Genres et styles en enseignement

L’action présente toujours des traits singuliers. Mais elle est aussi l’expression d’organisations qui la dépassent, et que, selon les auteurs, on dénomme cadres, types, structures archétypes, habitus, schèmes, etc. S’il est possible de comprendre ce que fait un enseignant, si son action n’a pas, la plupart du temps, un caractère d’étrangeté, c’est en raison de cette organisation sous-jacente (Quéré, 2000). La culture de tout enseignant apparaît marquée par une double articulation, sur le plan personnel et sur le plan collectif.

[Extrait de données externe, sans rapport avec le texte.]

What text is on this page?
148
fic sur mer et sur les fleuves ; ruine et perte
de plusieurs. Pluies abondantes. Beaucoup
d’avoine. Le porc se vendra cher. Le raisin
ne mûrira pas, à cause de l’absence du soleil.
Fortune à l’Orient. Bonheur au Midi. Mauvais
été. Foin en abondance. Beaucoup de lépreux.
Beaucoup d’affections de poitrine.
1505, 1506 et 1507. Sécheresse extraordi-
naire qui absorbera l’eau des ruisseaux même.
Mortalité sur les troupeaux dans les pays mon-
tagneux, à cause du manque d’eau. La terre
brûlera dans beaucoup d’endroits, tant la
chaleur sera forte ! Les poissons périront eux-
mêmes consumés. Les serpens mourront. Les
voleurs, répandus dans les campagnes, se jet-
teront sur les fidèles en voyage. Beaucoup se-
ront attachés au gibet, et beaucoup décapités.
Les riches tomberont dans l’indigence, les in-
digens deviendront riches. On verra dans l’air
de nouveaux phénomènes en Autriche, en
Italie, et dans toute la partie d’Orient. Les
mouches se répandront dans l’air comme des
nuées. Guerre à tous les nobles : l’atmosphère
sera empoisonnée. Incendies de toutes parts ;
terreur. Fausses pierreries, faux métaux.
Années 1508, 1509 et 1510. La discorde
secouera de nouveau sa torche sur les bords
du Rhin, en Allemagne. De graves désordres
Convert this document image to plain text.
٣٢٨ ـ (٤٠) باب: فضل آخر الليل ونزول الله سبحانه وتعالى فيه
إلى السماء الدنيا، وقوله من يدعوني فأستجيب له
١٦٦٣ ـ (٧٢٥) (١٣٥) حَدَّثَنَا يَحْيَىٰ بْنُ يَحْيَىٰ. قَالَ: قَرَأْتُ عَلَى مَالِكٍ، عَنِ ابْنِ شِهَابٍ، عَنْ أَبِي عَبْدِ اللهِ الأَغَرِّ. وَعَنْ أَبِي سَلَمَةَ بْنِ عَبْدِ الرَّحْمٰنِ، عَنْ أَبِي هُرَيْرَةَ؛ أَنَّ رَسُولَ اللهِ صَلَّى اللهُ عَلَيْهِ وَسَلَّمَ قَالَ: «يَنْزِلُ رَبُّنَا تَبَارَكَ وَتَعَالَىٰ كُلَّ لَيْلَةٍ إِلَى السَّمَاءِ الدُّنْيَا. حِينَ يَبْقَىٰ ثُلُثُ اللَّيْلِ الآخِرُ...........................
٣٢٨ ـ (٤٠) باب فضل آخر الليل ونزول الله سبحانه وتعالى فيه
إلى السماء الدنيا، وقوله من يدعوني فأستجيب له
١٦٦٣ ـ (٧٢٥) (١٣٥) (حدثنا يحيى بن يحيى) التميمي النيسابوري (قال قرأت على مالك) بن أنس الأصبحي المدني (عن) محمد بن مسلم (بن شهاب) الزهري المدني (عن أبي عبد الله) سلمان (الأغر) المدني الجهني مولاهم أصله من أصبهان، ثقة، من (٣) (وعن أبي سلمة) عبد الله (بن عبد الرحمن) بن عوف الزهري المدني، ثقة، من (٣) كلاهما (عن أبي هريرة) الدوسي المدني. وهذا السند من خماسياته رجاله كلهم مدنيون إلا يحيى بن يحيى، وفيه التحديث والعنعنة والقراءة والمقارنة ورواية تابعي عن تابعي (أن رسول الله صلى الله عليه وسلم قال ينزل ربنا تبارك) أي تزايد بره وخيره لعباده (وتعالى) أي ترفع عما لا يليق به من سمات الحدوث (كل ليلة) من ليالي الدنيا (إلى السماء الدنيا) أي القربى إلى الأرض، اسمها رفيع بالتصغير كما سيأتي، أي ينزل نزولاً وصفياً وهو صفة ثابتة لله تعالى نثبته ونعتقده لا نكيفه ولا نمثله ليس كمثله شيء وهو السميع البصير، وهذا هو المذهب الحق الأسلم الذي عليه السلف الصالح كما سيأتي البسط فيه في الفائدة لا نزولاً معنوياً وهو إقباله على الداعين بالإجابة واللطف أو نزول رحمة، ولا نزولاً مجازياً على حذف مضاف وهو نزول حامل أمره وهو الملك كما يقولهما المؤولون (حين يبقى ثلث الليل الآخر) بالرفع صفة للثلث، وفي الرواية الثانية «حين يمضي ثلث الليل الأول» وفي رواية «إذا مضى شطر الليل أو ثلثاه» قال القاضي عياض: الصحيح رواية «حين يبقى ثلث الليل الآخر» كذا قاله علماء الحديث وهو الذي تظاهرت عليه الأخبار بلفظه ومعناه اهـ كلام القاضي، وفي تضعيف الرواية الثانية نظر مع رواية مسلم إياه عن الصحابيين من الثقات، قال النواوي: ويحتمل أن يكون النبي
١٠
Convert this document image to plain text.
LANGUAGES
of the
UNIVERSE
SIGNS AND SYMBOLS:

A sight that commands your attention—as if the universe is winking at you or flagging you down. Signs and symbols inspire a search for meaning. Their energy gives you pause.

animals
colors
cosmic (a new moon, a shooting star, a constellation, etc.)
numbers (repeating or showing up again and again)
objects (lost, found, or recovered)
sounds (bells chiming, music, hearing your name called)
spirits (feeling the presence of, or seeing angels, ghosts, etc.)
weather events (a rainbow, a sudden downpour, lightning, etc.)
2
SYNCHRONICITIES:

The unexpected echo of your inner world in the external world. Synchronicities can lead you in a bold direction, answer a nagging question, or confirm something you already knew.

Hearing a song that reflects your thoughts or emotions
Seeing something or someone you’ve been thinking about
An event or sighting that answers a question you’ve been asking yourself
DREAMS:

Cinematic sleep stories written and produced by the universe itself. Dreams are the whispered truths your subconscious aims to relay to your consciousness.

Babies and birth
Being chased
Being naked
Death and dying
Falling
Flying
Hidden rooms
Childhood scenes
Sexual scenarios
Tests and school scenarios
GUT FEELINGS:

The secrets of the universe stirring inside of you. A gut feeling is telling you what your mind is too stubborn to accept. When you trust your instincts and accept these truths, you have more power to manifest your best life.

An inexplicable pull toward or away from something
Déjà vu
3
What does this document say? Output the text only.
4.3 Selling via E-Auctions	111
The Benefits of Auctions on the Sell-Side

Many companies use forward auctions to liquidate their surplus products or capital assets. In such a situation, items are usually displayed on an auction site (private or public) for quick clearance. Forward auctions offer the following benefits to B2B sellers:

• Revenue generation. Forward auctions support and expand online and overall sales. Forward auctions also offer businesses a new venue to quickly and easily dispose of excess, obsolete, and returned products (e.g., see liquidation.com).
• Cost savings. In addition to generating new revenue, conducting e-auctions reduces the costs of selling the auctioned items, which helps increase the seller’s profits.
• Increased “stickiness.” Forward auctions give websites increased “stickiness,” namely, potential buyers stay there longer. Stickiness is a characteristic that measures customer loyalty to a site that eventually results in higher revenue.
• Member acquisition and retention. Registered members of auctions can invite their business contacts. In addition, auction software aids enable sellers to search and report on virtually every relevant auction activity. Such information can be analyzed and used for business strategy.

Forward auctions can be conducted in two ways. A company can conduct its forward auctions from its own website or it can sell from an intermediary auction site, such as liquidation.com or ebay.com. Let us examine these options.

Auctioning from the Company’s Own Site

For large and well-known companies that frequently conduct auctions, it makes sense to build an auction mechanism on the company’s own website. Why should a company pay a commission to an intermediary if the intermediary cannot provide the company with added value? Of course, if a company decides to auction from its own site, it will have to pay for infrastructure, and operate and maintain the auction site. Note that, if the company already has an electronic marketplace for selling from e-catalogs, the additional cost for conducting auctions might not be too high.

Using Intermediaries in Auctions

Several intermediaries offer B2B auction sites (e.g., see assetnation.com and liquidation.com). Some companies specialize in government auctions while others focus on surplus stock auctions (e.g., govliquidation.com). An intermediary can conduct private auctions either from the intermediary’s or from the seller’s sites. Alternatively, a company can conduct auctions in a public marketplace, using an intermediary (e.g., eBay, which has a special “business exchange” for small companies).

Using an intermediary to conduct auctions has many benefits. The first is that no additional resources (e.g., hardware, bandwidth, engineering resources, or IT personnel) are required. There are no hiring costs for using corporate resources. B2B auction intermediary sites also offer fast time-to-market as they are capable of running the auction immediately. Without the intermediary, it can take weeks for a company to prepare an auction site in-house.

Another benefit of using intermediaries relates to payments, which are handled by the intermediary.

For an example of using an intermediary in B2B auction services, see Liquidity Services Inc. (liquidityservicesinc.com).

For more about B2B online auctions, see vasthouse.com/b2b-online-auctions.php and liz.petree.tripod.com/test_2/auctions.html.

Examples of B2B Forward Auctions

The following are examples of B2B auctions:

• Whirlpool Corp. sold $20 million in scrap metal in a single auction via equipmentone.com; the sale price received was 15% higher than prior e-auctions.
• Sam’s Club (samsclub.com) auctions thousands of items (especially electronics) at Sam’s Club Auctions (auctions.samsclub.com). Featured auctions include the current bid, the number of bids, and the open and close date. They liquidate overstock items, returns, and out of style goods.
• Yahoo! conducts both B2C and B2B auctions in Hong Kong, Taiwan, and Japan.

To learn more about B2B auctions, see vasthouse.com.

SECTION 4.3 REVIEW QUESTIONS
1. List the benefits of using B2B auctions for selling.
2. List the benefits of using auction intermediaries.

Ceci est particulièrement apparent lors des entretiens avec leurs maîtres de stage au cours desquels les novices sont, d’une part, incités à construire des styles personnels et, d’autres part, confrontés aux composantes partagées et collectives du métier qu’on pourrait appeler des types ou, à l’instar de Clot (1999), des genres professionnels. Ainsi, par exemple, les débuts de leçons (Clot et Soubiran, 1999) sont une phase de l’action des enseignants novices qui alimente une majorité d’entretiens. Cette composante du travail enseignant répond à deux préoccupations principales : l’appel et le rappel (Durand, 2000). L’appel consiste pour les enseignants à s’assurer que tous les élèves sont présents, mais aussi que tous « y soient », c’est-à-dire dans des dispositions propices au travail scolaire. Dans cette recherche de disponibilité des élèves s’entremêlent des composantes opérationnelles et éthiques : être efficace et n’émettre des consignes aux élèves que si l’on peut être entendu d’eux, établir une rupture avec les événements antérieurs (interclasse, déplacements dans la cour et les couloirs du collège, ambiance du cours précédent, etc.), être équitable et ne pas commencer avant que tous les élèves ne soient présents, assurer un enseignement identique pour tous. Le rappel est aussi marqué par ce double souci opérationnel et éthique. Il s’agit de conférer à l’activité scolaire, qui suit cette entrée en matière, un sens accessible pour les élèves et de compenser les inconvénients associés à la structuration de leur travail en unités de temps administratives : les cours d’une à deux heures, les semaines, les trimestres, les années scolaires, etc. Les enseignants s’efforcent d’atténuer ce caractère discontinu et segmenté de leur action, et de donner un sens au travail entrepris avec les élèves en convoquant des souvenirs du travail passé censé rétablir, chez eux, une continuité, en mettant la leçon du jour en rapport avec les grandes lignes du travail futur, et en l’instrumentalisant par rapport à l’atteinte d’objectifs pédagogiques ou de certification.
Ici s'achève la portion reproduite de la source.